CONSENTIMIENTO, ... asunto de dos.

El Mercurio Enero 10, 2009 - MENOR DE 13 AÑOS EN ESTADO DEPRESIVO POR AMENAZAS EN FACEBOOKIndudablemente uno de los mayores peligros y que hacen a la Internet vulnerable, es la llamada “responsabilidad virtual”, cuya faceta podría de modo similar llamarse también “conciencia virtual”. Cuando accedemos a la red y en especial, cuando tomamos contacto con alguien, sabemos y estamos conscientes de que estamos frente a un interlocutor o interlocutora desconocido o desconocida. Es así entonces, como en principio quedamos frente a las idealizaciones y a las expectativas propias de cada uno, dispuestos a tomar la senda misteriosa que fascina al ser humano, cuando se contraponen lo prohibido y la curiosidad, con la prudencia y la cautela.
Si analizamos este caso y hacemos empatía con el joven que se encuentra en esta situación, nos daremos cuenta de que existió conciencia y consentimiento en un acto o varios actos, que derivaron en la manipulación que se observa a primera vista. Pero qué hay de aquellos casos que no son denunciados?, y en la otra vereda, qué hay de aquellos millones y millones de casos que a diario seguramente se dan precisamente en el ámbito del consentimiento?

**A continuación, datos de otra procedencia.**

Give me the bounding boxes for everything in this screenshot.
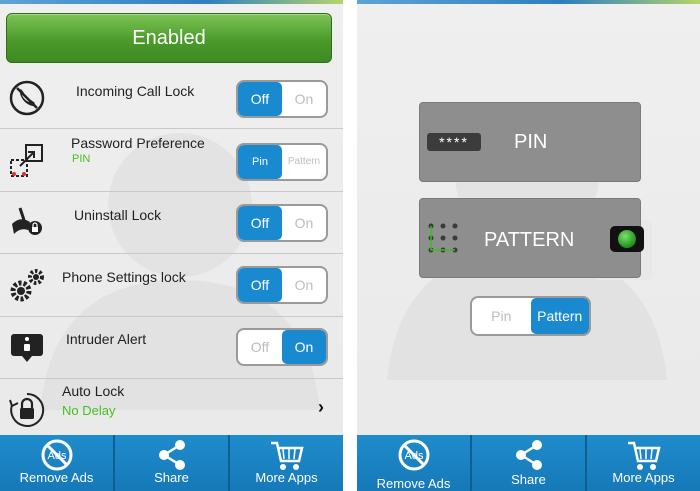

En este contexto los niños y fundamentalmente los adolescentes, están potencialmente en peligro. Se hace imprescindible por tanto normar o legislar en todo el mundo, para que las empresas distribuidoras tanto de señal como de líneas internet, destaquen aún más en sus anuncios de portal, sobre el peligro existente y la responsabilidad que se asume al tomar contacto con gente desconocida. También en los salones de chat mundiales, se hacen imprescindibles y cada día más, campañas en este orden que sean más potentes aún. Así como el mensajero MSN señala advertencias a sus usuarios en cuanto a la prudencia con claves e información, también así debería incorporar la posibilidad de que la dirección IP y otros antecedentes, sean conocidos previamente por cada uno de los interlocutores. En definitiva el gran problema, la gran dificultad y la vulnerabilidad de la internet, no obstante sus maravillosas ventajas y oportunidades para el conocimiento y el desarrollo humano, radica precisamente en el anonimato.